Kimberly Fugate unexpectedly gives birth to quadruplets in Mississippi

Kelsey Fugate, one of the quadruplets born to Kimberly Fugate, sleeps in the Neonatal Intensive Care Unit of the Winfred L. Wiser Hospital for Women and Infants at the University of Mississippi Medical Center on Feb. 17, 2014. Credit: University of Mississippi Medical Center
Kimberly Fugate wasn’t ready to give birth to identical triplets 13 weeks early. And she was definitely not ready to discover a fourth baby the doctors hadn't seen during her pregnancy.

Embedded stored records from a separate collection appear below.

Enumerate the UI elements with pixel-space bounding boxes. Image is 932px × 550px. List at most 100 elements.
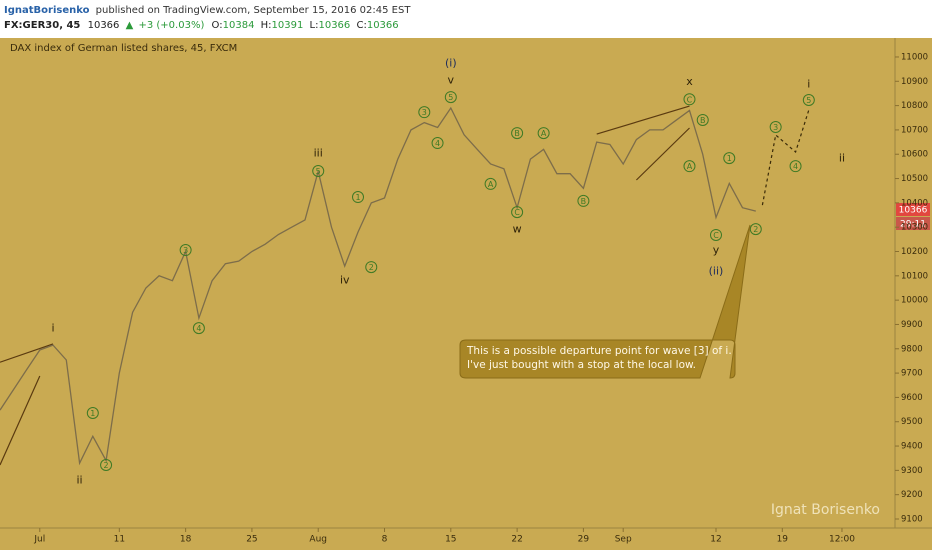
- x-tick-label: 29: [578, 535, 590, 545]
- wave-circle: [789, 160, 802, 173]
- x-tick-label: 11: [114, 535, 125, 545]
- o: 10384: [223, 20, 255, 31]
- chart-title: DAX index of German listed shares, 45, F…: [10, 43, 237, 54]
- wave-label: 3: [773, 123, 778, 132]
- wave-label: ii: [76, 474, 82, 487]
- wave-label: (i): [445, 57, 457, 70]
- h-label: H:: [261, 20, 272, 31]
- wave-circle: [769, 121, 782, 134]
- callout-line: This is a possible departure point for w…: [466, 345, 732, 357]
- wave-circle: [696, 113, 709, 126]
- x-tick-label: 25: [246, 535, 257, 545]
- l-label: L:: [310, 20, 319, 31]
- wave-label: B: [581, 197, 587, 206]
- wave-circle: [683, 93, 696, 106]
- wave-circle: [511, 206, 524, 219]
- y-tick-label: 9600: [901, 393, 923, 403]
- wave-label: x: [686, 75, 693, 88]
- wave-label: 4: [196, 324, 201, 333]
- published: published on TradingView.com, September …: [96, 5, 412, 16]
- wave-label: i: [807, 77, 810, 90]
- wave-label: 3: [422, 108, 427, 117]
- y-tick-label: 9900: [901, 320, 923, 330]
- wave-circle: [192, 322, 205, 335]
- last: 10366: [88, 20, 120, 31]
- y-tick-label: 9100: [901, 515, 923, 525]
- x-tick-label: 22: [511, 535, 522, 545]
- y-tick-label: 10500: [901, 174, 928, 184]
- y-tick-label: 10100: [901, 271, 928, 281]
- wave-label: y: [713, 244, 720, 257]
- wave-label: A: [541, 129, 547, 138]
- wave-label: w: [513, 223, 522, 236]
- wave-label: 3: [183, 246, 188, 255]
- price-tag: 10366: [899, 206, 928, 216]
- price-tag-bg: [896, 203, 930, 216]
- wave-circle: [723, 152, 736, 165]
- wave-label: 5: [448, 93, 453, 102]
- wave-circle: [418, 106, 431, 119]
- plot-layer: iii1234iii512iv345v(i)ABCwABxCBA1Cy(ii)2…: [0, 57, 845, 487]
- arrow: ▲: [126, 20, 134, 31]
- wave-label: A: [488, 180, 494, 189]
- x-tick-label: 19: [777, 535, 789, 545]
- wave-circle: [749, 223, 762, 236]
- wave-label: 1: [355, 193, 360, 202]
- y-tick-label: 10300: [901, 223, 928, 233]
- y-tick-label: 10600: [901, 150, 928, 160]
- price-line: [0, 106, 756, 466]
- wave-circle: [431, 137, 444, 150]
- wave-circle: [444, 91, 457, 104]
- x-tick-label: 18: [180, 535, 192, 545]
- wave-circle: [179, 244, 192, 257]
- wave-label: (ii): [709, 264, 724, 277]
- wave-label: iv: [340, 273, 350, 286]
- wave-circle: [100, 459, 113, 472]
- projection-line: [761, 109, 810, 206]
- y-tick-label: 10000: [901, 296, 928, 306]
- callout-box: [459, 224, 751, 379]
- y-tick-label: 10900: [901, 77, 928, 87]
- header-bg: [0, 0, 932, 38]
- countdown-bg: [896, 217, 930, 230]
- h: 10391: [272, 20, 304, 31]
- callout: This is a possible departure point for w…: [459, 224, 751, 379]
- y-tick-label: 9300: [901, 466, 923, 476]
- wave-label: 2: [753, 225, 758, 234]
- wave-label: 2: [369, 263, 374, 272]
- y-tick-label: 10200: [901, 247, 928, 257]
- wave-label: i: [52, 322, 55, 335]
- wave-label: 1: [90, 409, 95, 418]
- trendline: [0, 343, 54, 363]
- y-tick-label: 10700: [901, 125, 928, 135]
- y-tick-label: 11000: [901, 52, 928, 62]
- wave-circle: [710, 228, 722, 241]
- wave-label: v: [448, 74, 455, 87]
- wave-circle: [365, 261, 378, 274]
- wave-label: iii: [314, 147, 323, 160]
- wave-label: 2: [104, 461, 109, 470]
- header-line: IgnatBorisenko published on TradingView.…: [4, 5, 411, 16]
- wave-circle: [352, 191, 364, 204]
- wave-label: A: [687, 162, 693, 171]
- wave-circle: [683, 160, 696, 173]
- author[interactable]: IgnatBorisenko: [4, 5, 90, 16]
- wave-label: B: [700, 116, 706, 125]
- y-tick-label: 9800: [901, 344, 923, 354]
- wave-circle: [312, 165, 325, 178]
- wave-circle: [484, 177, 497, 190]
- ohlc-line: FX:GER30, 45 10366 ▲ +3 (+0.03%) O:10384…: [4, 20, 399, 31]
- wave-circle: [511, 127, 524, 140]
- watermark: Ignat Borisenko: [771, 502, 880, 518]
- wave-circle: [537, 127, 550, 140]
- c: 10366: [367, 20, 399, 31]
- wave-label: 4: [435, 139, 440, 148]
- l: 10366: [318, 20, 350, 31]
- trendline: [596, 105, 690, 135]
- wave-label: C: [713, 231, 719, 240]
- callout-line: I've just bought with a stop at the loca…: [467, 359, 696, 371]
- wave-label: 5: [316, 167, 321, 176]
- wave-label: C: [687, 95, 693, 104]
- wave-circle: [802, 94, 815, 107]
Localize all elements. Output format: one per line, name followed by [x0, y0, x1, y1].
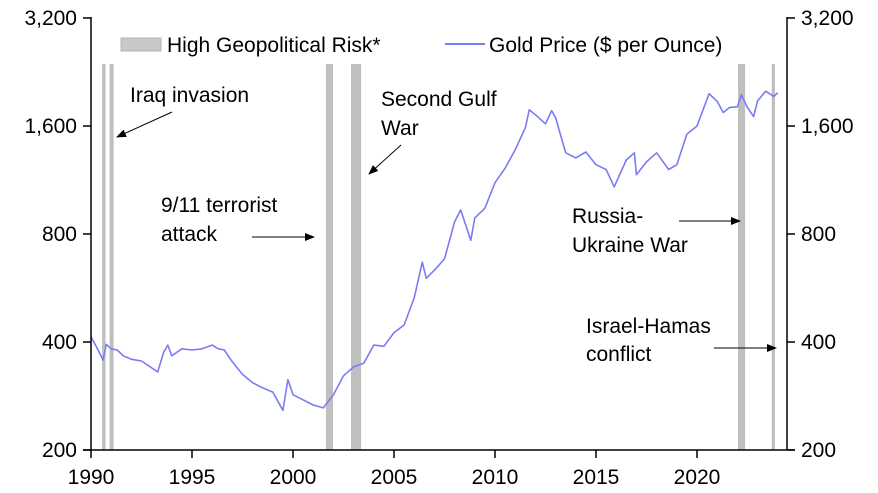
risk-band — [102, 64, 106, 450]
y-tick-label-right: 1,600 — [801, 115, 854, 138]
annotation-israel-hamas: Israel-Hamas conflict — [586, 315, 777, 366]
legend-label-gold: Gold Price ($ per Ounce) — [489, 34, 722, 57]
x-tick-label: 2020 — [674, 466, 721, 489]
annotation-text: 9/11 terrorist — [161, 194, 277, 217]
risk-band — [771, 64, 775, 450]
risk-band — [350, 64, 362, 450]
risk-band — [325, 64, 333, 450]
annotation-second-gulf-war: Second Gulf War — [368, 88, 497, 175]
y-tick-label-right: 3,200 — [801, 7, 854, 30]
gold-price-line — [90, 90, 779, 412]
gold-price-series — [90, 90, 779, 412]
annotation-iraq-invasion: Iraq invasion — [116, 84, 249, 138]
legend: High Geopolitical Risk* Gold Price ($ pe… — [120, 34, 722, 57]
y-tick-label-right: 200 — [801, 439, 836, 462]
legend-label-risk: High Geopolitical Risk* — [167, 34, 381, 57]
y-tick-label-right: 400 — [801, 331, 836, 354]
annotation-text: Russia- — [572, 205, 643, 228]
legend-swatch-risk — [120, 37, 162, 52]
axes: 3,200 3,200 1,600 1,600 800 800 400 400 200 200 19… — [24, 7, 853, 489]
shaded-periods — [102, 64, 775, 450]
annotation-text: Iraq invasion — [130, 84, 249, 107]
risk-band — [109, 64, 114, 450]
annotation-text: War — [381, 117, 419, 140]
x-tick-label: 1995 — [169, 466, 216, 489]
annotation-9-11: 9/11 terrorist attack — [161, 194, 315, 246]
x-tick-label: 2010 — [472, 466, 519, 489]
y-tick-label-left: 800 — [42, 223, 77, 246]
annotation-text: Ukraine War — [572, 234, 688, 257]
y-tick-label-left: 1,600 — [24, 115, 77, 138]
annotation-text: conflict — [586, 343, 652, 366]
annotation-arrow — [116, 111, 173, 138]
annotation-arrow — [368, 144, 402, 175]
annotation-text: Second Gulf — [381, 88, 497, 111]
y-tick-label-right: 800 — [801, 223, 836, 246]
x-tick-label: 2005 — [371, 466, 418, 489]
x-tick-label: 2000 — [270, 466, 317, 489]
annotation-text: Israel-Hamas — [586, 315, 711, 338]
x-tick-label: 1990 — [68, 466, 115, 489]
x-tick-label: 2015 — [573, 466, 620, 489]
annotation-russia-ukraine: Russia- Ukraine War — [572, 205, 741, 257]
y-tick-label-left: 400 — [42, 331, 77, 354]
annotations: Iraq invasion Second Gulf War 9/11 terro… — [116, 84, 777, 366]
risk-band — [738, 64, 746, 450]
y-tick-label-left: 200 — [42, 439, 77, 462]
annotation-text: attack — [161, 223, 218, 246]
y-tick-label-left: 3,200 — [24, 7, 77, 30]
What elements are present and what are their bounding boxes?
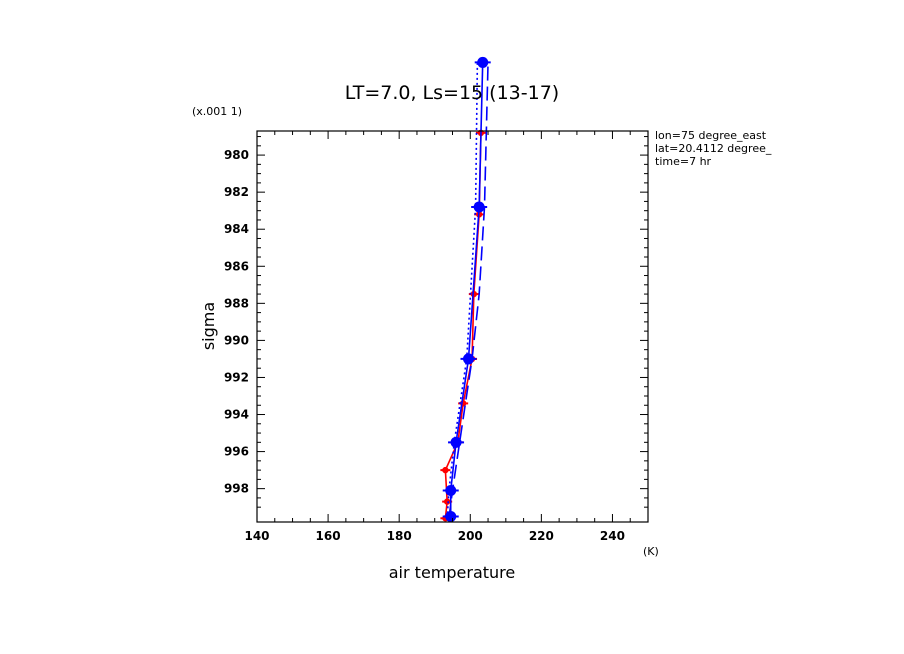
y-axis-label: sigma [199,302,218,350]
series-line-3 [446,62,479,519]
info-line-lon: lon=75 degree_east [655,129,767,142]
ticks-layer: 140 160 180 200 220 240 980 982 984 986 988 990 992 9… [224,131,649,543]
info-line-lat: lat=20.4112 degree_ [655,142,772,155]
y-tick-label: 984 [224,222,249,236]
y-tick-label: 992 [224,370,249,384]
x-tick-label: 180 [387,529,412,543]
y-tick-label: 994 [224,408,249,422]
x-tick-label: 160 [316,529,341,543]
x-tick-label: 200 [458,529,483,543]
y-tick-label: 998 [224,482,249,496]
y-tick-label: 986 [224,259,249,273]
series-line-2 [448,62,489,519]
y-tick-label: 980 [224,148,249,162]
y-scale-note: (x.001 1) [192,105,242,118]
y-tick-label: 990 [224,333,249,347]
y-tick-label: 982 [224,185,249,199]
x-tick-label: 240 [600,529,625,543]
x-unit-label: (K) [643,545,659,558]
x-axis-label: air temperature [389,563,515,582]
chart-title: LT=7.0, Ls=15 (13-17) [345,82,559,104]
y-tick-label: 988 [224,296,249,310]
x-tick-label: 140 [244,529,269,543]
series-line-0 [444,132,482,519]
y-tick-label: 996 [224,445,249,459]
series-layer [440,56,491,522]
info-line-time: time=7 hr [655,155,712,168]
x-tick-label: 220 [529,529,554,543]
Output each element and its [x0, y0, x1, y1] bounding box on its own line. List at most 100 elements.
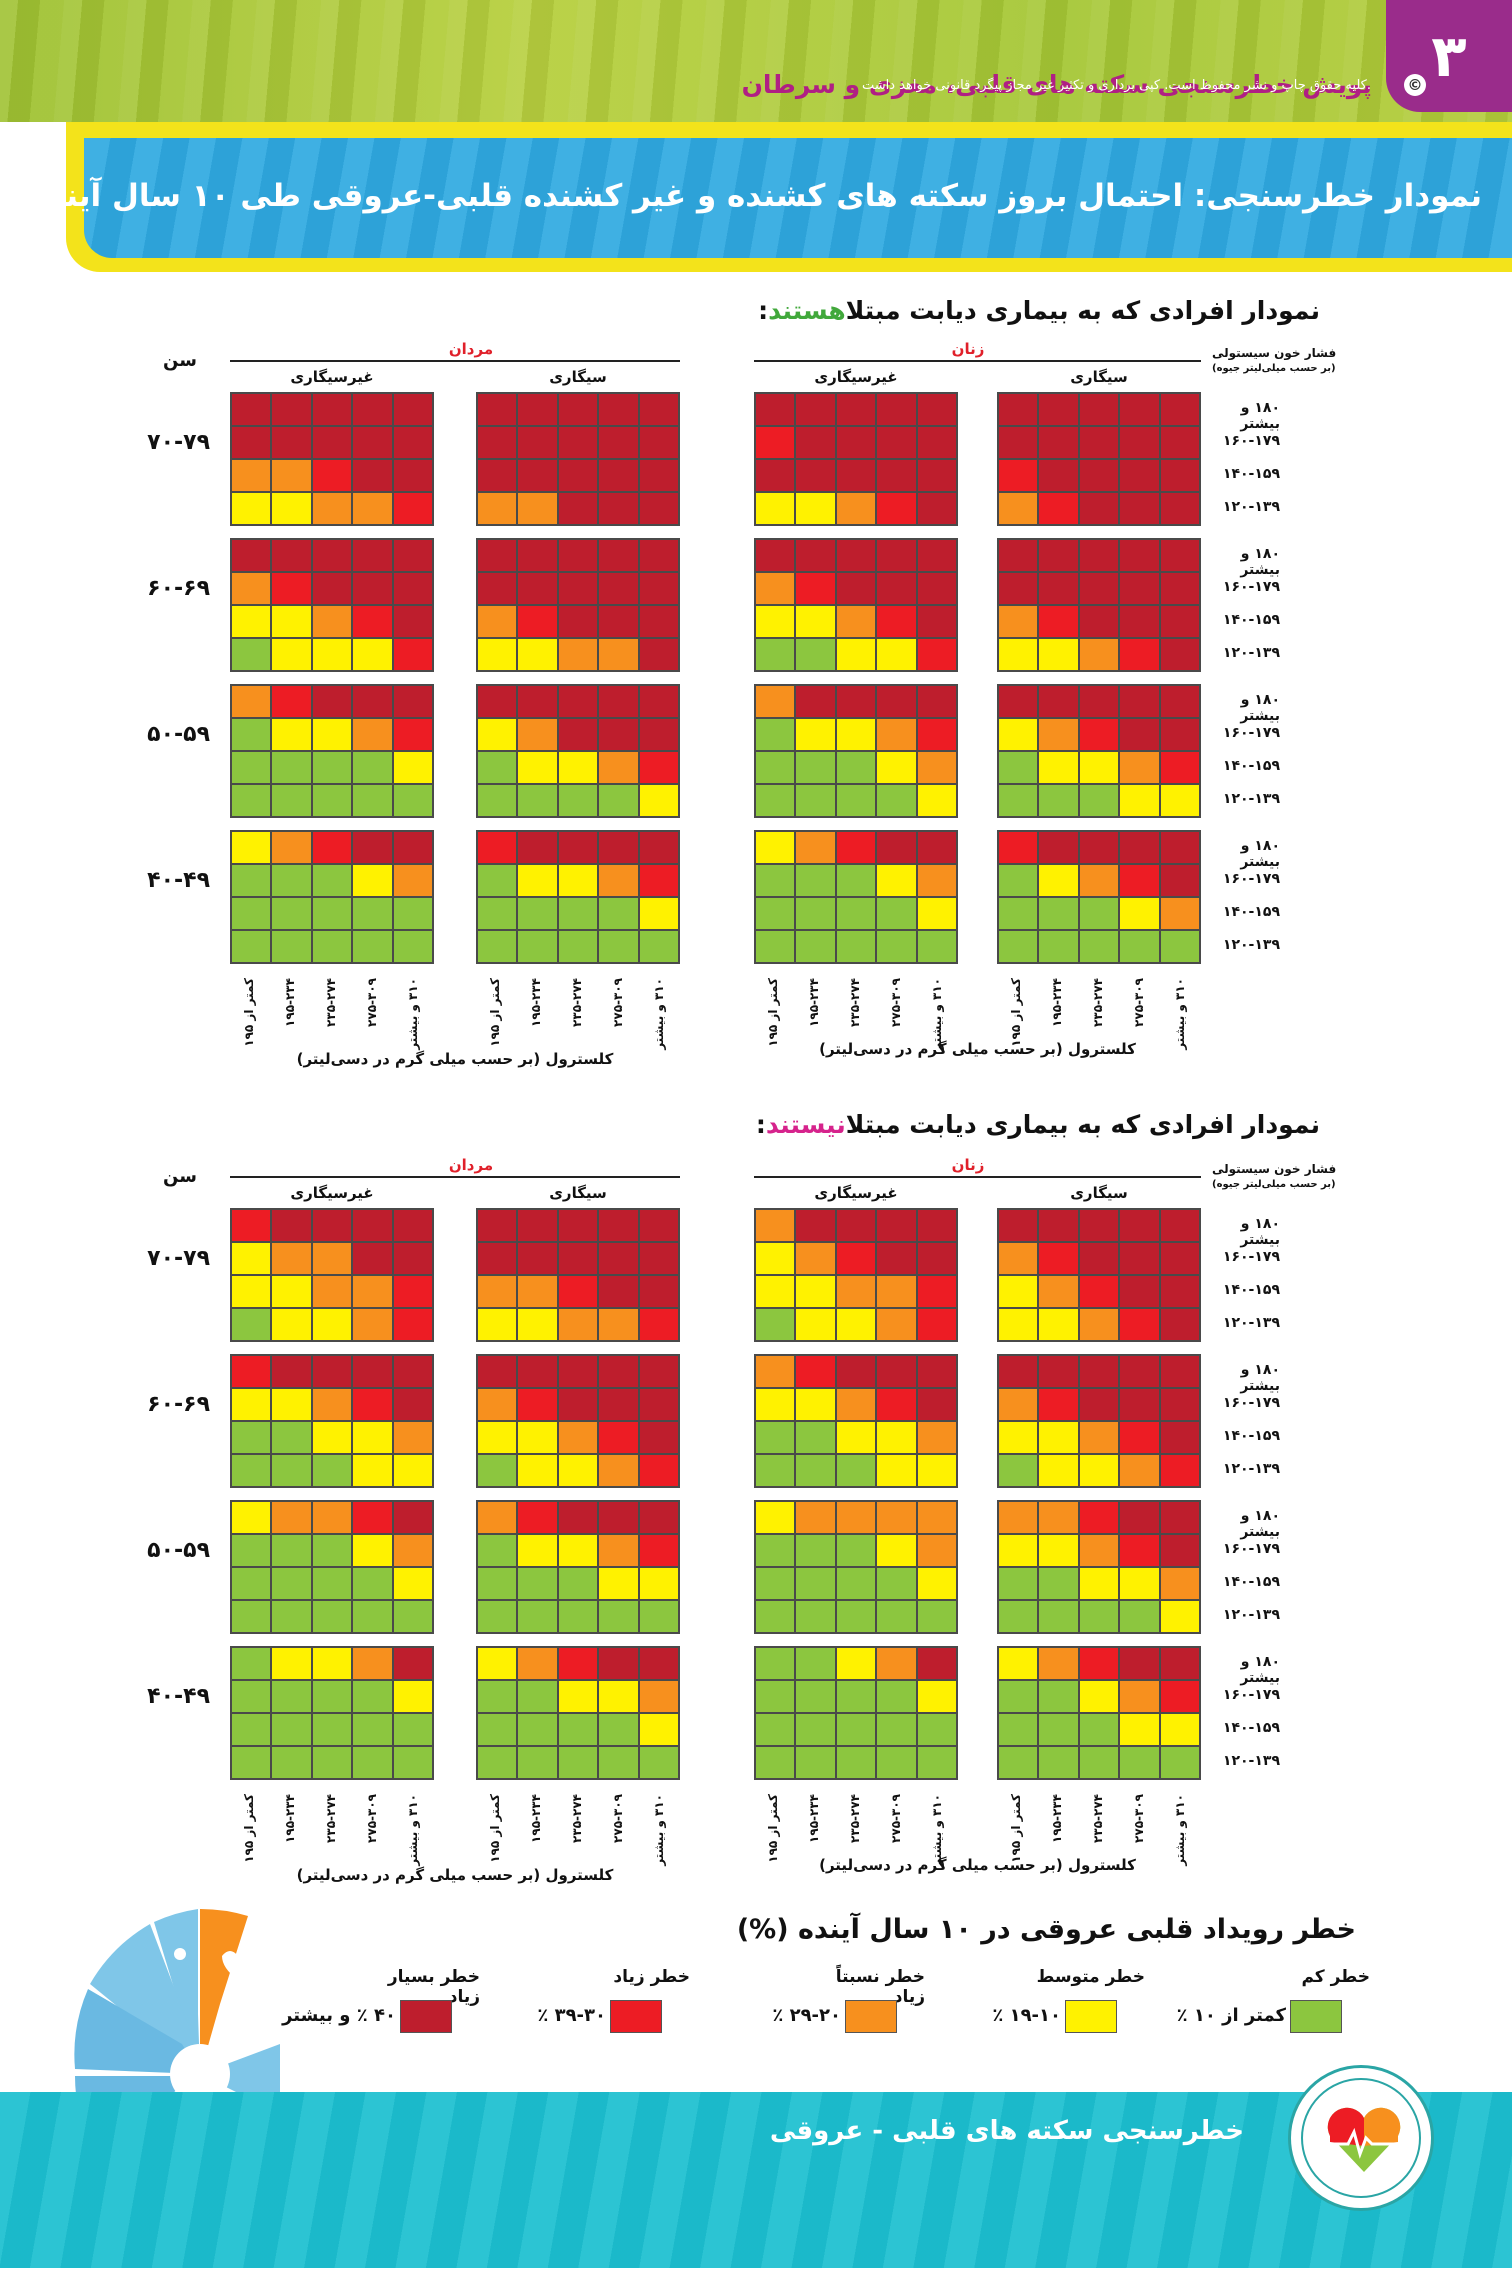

“There are more feet,” Fugate’s physician at the University of Mississippi Medical Center told the mother, according to a medical center statement, after she delivered the first three babies, turning the expected identical triplets into unexpected identical quadruplets.
The four sisters — Kenleigh Rosa, Kristen Sue, Kayleigh Pearl and Kelsey Roxanne — were born on Feb. 8, nearly three months earlier than expected.
In November 2013, a day before her 42nd birthday, Fugate was told she was having triplets.
Fugate, her husband, Craig, and the entire health care team working on her case weren’t aware a fourth baby existed. The baby stayed hidden behind her three sisters in ultrasounds.
The odds of having spontaneous quadruplets are 1 in 729,000, according to Dr. James Bofill, professor of maternal fetal medicine, who was quoted in a news release. And in the Fugates' case, the odds are even higher because their babies split from a single egg.
“Those odds are incalculable,” Bofill said, according to the statement.
Two days after giving birth to the "sweet miracles," Fugate, her husband and their daughter Katelyn, 10, set up a Facebook page to keep everyone updated on the quadruplets’ health.
The page for the “Quad Squad” has more than 41,000 likes with people from around the world congratulating the couple.
On Valentine’s Day, the Fugate family said the “babies are having ups and downs, which is to be expected. … Still covet your prayers for our sweet miracles!”
The babies have been on and off ventilators since the birth, and Kristen has a touch of jaundice.
However, it looks like the girls’ health has already taken a turn for the better.